Beneficiary Designations

Is your former spouse named beneficiary of any asset such as life insurance, IRAs, annuities, health savings account, investment or bank account? If so, those assets will pass directly to him or her. Even in those jurisdictions where the law allows for such designations to expire with divorce, are your minor children named as successor beneficiaries? If so, then a court will appoint a guardian of the property upon your death to manage those assets until the children reach 18. Once the minor reaches 18, he will receive the entire inheritance. This may not be the result you want. It is preferable for that inheritance to be held in a trust with supervised distributions. Your former spouse could be named by the court as guardian of that property until your child reaches 18. Do you want him or her to supervise such assets for your children? If not, changes must be made.

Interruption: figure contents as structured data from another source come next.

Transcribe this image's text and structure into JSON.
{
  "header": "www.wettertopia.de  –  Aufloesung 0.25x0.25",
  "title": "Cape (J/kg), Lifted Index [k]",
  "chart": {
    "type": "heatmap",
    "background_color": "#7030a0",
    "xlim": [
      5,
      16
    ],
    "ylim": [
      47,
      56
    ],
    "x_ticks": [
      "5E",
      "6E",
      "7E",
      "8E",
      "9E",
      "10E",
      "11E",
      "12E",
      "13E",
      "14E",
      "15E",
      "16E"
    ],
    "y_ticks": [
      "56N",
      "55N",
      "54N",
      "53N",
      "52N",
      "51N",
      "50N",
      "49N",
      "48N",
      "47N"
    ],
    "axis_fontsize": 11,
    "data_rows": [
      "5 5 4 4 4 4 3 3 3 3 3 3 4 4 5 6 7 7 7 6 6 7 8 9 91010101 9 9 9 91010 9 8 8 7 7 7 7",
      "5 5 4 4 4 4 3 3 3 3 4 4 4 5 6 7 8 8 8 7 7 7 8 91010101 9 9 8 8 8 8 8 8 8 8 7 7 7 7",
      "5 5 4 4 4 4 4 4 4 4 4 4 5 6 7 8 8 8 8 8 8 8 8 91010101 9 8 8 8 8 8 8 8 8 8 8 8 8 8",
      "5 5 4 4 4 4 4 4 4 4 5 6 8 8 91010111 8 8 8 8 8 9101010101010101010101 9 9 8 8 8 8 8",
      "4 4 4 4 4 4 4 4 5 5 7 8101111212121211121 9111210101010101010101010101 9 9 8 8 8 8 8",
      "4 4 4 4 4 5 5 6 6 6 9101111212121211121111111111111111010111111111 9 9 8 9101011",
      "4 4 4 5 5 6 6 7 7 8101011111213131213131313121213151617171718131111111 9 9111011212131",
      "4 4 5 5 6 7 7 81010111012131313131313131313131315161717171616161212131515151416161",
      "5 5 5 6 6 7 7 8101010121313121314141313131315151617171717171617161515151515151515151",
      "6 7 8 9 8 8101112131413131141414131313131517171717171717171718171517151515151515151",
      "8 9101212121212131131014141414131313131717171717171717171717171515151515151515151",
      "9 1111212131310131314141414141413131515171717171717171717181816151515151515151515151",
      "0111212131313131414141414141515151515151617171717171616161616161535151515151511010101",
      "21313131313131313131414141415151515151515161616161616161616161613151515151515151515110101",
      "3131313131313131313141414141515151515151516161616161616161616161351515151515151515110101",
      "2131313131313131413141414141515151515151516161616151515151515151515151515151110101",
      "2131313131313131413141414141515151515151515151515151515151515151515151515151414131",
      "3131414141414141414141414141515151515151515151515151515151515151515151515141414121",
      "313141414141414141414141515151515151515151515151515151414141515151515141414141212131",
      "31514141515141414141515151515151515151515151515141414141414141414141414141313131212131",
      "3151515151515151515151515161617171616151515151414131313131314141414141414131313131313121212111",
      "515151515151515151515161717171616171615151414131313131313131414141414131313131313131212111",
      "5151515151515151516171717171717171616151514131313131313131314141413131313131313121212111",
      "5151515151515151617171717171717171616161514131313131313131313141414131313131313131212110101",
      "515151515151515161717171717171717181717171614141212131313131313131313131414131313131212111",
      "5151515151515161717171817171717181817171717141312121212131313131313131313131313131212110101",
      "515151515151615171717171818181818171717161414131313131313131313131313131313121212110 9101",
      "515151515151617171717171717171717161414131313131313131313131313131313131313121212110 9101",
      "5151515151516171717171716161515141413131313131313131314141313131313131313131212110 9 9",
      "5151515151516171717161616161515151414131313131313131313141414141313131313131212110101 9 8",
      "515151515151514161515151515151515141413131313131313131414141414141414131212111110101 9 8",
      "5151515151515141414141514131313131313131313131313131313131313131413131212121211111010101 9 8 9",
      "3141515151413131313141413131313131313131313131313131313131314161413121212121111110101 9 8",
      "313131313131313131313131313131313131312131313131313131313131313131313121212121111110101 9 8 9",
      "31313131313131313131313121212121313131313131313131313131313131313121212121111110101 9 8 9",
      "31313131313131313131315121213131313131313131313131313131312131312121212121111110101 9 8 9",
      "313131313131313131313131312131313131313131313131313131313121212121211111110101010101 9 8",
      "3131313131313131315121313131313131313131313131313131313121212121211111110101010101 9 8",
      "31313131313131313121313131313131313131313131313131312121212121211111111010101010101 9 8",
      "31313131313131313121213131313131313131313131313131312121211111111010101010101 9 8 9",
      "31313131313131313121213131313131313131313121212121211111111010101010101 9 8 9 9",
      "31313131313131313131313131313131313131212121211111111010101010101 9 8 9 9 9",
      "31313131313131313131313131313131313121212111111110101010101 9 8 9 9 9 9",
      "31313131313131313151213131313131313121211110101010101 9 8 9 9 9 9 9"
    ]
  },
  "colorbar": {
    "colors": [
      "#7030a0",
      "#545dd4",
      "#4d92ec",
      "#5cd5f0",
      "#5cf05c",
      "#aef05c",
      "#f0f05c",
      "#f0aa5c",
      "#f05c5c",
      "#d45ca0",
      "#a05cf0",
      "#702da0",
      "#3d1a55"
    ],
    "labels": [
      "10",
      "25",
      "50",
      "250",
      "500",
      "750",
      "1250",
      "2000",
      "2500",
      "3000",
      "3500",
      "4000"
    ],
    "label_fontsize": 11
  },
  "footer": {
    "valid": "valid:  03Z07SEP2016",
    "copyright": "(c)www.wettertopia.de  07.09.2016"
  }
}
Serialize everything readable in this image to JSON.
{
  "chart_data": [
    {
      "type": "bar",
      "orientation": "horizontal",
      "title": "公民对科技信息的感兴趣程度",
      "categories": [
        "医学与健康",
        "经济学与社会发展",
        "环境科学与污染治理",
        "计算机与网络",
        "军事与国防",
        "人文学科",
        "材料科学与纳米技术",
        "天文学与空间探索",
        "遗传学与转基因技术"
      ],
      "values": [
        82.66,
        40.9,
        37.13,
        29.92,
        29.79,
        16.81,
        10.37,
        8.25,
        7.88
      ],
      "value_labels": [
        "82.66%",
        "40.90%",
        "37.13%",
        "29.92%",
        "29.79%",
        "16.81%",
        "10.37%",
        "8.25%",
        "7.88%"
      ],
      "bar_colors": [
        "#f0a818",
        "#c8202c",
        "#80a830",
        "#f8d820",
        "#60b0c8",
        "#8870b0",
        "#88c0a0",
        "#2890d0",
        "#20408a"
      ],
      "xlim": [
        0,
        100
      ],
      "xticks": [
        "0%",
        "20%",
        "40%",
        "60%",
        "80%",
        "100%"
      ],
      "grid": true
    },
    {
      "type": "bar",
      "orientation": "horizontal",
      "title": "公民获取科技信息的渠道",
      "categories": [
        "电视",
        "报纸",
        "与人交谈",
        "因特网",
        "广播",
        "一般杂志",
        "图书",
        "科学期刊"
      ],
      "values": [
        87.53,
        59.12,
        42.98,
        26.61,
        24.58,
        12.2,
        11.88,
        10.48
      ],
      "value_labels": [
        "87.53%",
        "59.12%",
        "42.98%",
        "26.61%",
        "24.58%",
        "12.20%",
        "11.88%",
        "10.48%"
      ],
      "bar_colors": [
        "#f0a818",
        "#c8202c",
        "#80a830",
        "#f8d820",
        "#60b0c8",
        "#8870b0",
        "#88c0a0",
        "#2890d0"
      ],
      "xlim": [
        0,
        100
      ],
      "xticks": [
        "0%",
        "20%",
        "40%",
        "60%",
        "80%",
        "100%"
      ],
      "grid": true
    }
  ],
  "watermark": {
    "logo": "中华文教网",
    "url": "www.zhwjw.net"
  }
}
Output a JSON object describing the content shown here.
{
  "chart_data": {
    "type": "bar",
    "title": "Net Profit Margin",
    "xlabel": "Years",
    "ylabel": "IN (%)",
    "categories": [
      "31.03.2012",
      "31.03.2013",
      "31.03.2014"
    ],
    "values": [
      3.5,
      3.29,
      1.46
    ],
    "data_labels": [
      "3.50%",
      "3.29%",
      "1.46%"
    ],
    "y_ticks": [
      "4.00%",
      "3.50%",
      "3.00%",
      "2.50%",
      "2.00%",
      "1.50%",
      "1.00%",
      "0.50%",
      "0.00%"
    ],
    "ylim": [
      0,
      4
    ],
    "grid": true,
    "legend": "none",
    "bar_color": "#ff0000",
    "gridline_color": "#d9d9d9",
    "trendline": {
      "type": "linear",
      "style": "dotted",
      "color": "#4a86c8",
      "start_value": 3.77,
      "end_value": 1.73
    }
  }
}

Tax Considerations for a Single Person

In high net worth situations, a divorce can also create estate tax considerations that did not exist prior to the divorce. For example, under current federal law, a married couple can take advantage of both parties’ estate tax exclusions (which effectively doubles the potential tax free transfer to $22.2 million). A single person has $11.1 million exemption. As a result, a single person may need estate tax planning after divorce that was not needed while married. Likewise, New York State imposes an estate tax on estates that exceed $5.25 million ($10.5 million for a married couple).

Other Documents

Other documents that may also need to be reviewed include Revocable and/or Irrevocable Trusts and title(s) to property. After divorce many people simply fail to change title to the assets they’ve been awarded (such as real estate and vehicles) leaving the property in joint title with the former spouses. These jointly held assets may pass upon death to the surviving ex-spouse.


It’s understandable if you’ve had enough of attorneys after your divorce. However, this is one of the most important times to update your estate plan or create one if you’ve never had one.